ジャンル | アドベンチャー |
ハード | PS4 |
メーカー | アトラス |
発売日 | 2019年3月14日 |
レビューバージョン | v1.00(PS4Pro) |
Good
13人が織りなす複雑で興味深い群像劇
アクションで有名なバニラウェアが送り出す最新作は意表をつくアドベンチャーでした。しかしながらそのストーリーは13人の主人公による群像劇でかなり本格的なSFタイムトラベル作品となっています。
今回プロローグ版で確認できた部分では、各主人公がつかず離れず絶妙な交わり具合で物語は進みます。どの主人公も一癖二癖ある個性的なキャラクターに仕上がっていて、短いプレイ時間の中でも特徴をすぐに覚えられると思います。
時代設定は過去から現在、そして未来までを含んでいて、複雑な物語が紡がれますが群像劇形式で整理されているため、ただ難解なだけでなく魅力的なシナリオとなっています。本作でも既にその片鱗を見せており、15分程度のキャラ別シナリオは全て先が気になるいい所で終わってしまうので、予告編としての役割を十分果たしており本編への期待感を煽ってくれます。
難易度は易しめのわかりやすいADV
プロローグ版ならではという可能性もありますが、プレイできる範囲においては難易度は優しめです。一般的なノベル型アドベンチャーとは異なり、自分でキャラクターを操作して話かける対象を選んだり、入手したキーワードの説明を読んだり、キーワードをキャラクターにぶつけてストーリーを進めるというシステムは、適度にプレイヤーを物語に介入させてくれます。
一般的なアドベンチャーに搭載されているバックログ機能も用意されていて難解なストーリーを振り返ることができます。また、ストーリーは完全フルボイスというのも没入感を高めてくれます。13人による複雑な群像劇ではあるものの、徐々に操作できるキャラクターがアンロックされていくため、進行で詰まるというようなことはありませんでした。
職人技が光る精密なグラフィック
ヴァニラウェアといえば毎回やりすぎという程に緻密に描かれるグラフィックが特徴的な開発会社ですが、アドベンチャーとなった本作でもその職人技は健在でした。特に時代をまたぐ本作では、その時代における風景の空気感、文化などをうかがい知ることができるキャラクターの服装や小物など、どれもこだわりを感じることができます。

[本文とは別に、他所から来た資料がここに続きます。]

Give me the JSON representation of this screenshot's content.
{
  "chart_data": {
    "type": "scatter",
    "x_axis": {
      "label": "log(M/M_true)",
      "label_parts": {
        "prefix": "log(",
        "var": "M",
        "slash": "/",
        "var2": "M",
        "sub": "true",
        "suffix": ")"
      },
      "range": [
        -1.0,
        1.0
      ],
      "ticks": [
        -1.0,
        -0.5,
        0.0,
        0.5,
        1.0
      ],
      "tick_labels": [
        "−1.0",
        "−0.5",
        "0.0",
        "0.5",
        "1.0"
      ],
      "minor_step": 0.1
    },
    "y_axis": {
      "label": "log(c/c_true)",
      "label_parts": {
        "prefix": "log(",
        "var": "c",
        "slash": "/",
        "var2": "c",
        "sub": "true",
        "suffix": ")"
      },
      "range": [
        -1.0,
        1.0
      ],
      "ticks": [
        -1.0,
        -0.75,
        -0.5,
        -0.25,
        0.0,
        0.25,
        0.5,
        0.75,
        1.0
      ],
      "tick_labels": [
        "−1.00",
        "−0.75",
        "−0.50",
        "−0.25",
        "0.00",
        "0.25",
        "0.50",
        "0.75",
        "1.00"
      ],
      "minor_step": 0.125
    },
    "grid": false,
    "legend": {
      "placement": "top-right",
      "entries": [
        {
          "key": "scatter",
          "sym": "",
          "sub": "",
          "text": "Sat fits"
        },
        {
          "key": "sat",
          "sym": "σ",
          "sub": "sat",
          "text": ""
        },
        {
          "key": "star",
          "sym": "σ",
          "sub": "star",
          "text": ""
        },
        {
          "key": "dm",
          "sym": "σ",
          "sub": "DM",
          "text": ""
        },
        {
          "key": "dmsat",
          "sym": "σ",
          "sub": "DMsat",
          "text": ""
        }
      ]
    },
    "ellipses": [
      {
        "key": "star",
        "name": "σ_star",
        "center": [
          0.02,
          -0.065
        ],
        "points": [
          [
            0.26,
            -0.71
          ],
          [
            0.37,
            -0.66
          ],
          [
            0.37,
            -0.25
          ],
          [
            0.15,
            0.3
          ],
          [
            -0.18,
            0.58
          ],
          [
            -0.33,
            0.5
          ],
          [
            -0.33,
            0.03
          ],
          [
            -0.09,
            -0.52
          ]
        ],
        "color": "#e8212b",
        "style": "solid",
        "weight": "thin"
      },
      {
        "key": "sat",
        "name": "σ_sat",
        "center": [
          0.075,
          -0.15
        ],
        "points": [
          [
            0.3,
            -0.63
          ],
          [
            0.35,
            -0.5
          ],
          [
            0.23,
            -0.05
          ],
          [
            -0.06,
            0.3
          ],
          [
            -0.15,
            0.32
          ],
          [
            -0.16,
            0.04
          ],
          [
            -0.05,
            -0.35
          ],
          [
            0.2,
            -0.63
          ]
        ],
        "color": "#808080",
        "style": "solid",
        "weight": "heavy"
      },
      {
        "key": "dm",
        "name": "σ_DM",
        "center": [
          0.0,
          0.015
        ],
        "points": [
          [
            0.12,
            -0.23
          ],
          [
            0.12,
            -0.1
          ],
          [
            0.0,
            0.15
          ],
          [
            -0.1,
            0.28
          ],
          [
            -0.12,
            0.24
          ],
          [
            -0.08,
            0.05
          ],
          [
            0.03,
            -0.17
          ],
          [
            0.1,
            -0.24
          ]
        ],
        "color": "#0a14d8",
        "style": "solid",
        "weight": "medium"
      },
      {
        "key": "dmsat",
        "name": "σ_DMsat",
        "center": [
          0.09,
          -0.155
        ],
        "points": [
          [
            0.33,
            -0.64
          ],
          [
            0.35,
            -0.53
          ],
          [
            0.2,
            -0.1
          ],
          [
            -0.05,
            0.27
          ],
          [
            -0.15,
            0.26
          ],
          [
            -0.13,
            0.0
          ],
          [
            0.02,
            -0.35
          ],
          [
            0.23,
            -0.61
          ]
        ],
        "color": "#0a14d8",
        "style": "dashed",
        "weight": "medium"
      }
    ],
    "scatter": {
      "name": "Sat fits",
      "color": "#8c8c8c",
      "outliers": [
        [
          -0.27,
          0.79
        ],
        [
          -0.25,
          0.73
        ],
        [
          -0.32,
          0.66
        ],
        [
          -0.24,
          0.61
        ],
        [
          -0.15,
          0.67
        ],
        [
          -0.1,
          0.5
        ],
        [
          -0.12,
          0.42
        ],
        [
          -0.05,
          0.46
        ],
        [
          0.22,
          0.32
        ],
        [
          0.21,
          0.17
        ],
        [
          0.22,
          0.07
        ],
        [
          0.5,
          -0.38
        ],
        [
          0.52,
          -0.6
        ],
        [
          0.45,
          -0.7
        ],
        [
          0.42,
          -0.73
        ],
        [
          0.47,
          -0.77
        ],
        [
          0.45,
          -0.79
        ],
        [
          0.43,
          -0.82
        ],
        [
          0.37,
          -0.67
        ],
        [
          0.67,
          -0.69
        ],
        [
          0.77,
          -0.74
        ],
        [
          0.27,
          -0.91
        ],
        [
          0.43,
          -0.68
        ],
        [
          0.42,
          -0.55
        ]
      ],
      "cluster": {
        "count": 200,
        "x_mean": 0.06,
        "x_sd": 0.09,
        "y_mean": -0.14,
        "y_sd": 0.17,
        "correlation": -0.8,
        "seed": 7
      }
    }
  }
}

アドベンチャーということでキャラクターのアクションこそ少なめではありますが、テンポよく動き動き、仕草などもとても細かく見ているだけで癒されます。こうした繊細な映像であるが故に、アドベンチャーでありながら動かすことが楽しい作品に仕上がっていました。
Bad
体験版に近い内容なのは咎めない
本作は15分程度のシナリオが13人分ということで、クリアまでのトータルは3時間前後となります。クオリティは高いですが、時間的に短いという事実は感じるでしょう。一般的なアドベンチャーゲームの体験版ではこれくらいのプレイタイムとなるものが無料で配信されていたりもします。プロローグ版を入手する方法は複数(一番安価なDL版、コレクション用途のパッケージ版、お得に入手できる別タイトルへのおまけ収録)存在するため、自分にあった入手方法を考えみてください。
Evaluation
キャラクター、背景、ロボットなどの描き込みはヴァニラウェアならではの職人技が光る。同社開発では珍しいアドベンチャー形式の作品とう意味で新鮮さも感じる。SF色を全面に押し出し、タイムトラベルという魅力的な題材を13人の主人公による群像劇で描く複雑なシナリオには引き込まれた。一方、アドベンチャーとしては難易度の易しめでシステムも単純なものである。体験版に近い作りではあるが、本プロローグのテンションを維持できれば本編は間違いなく傑作となるであろう予感を感じさせる作品である。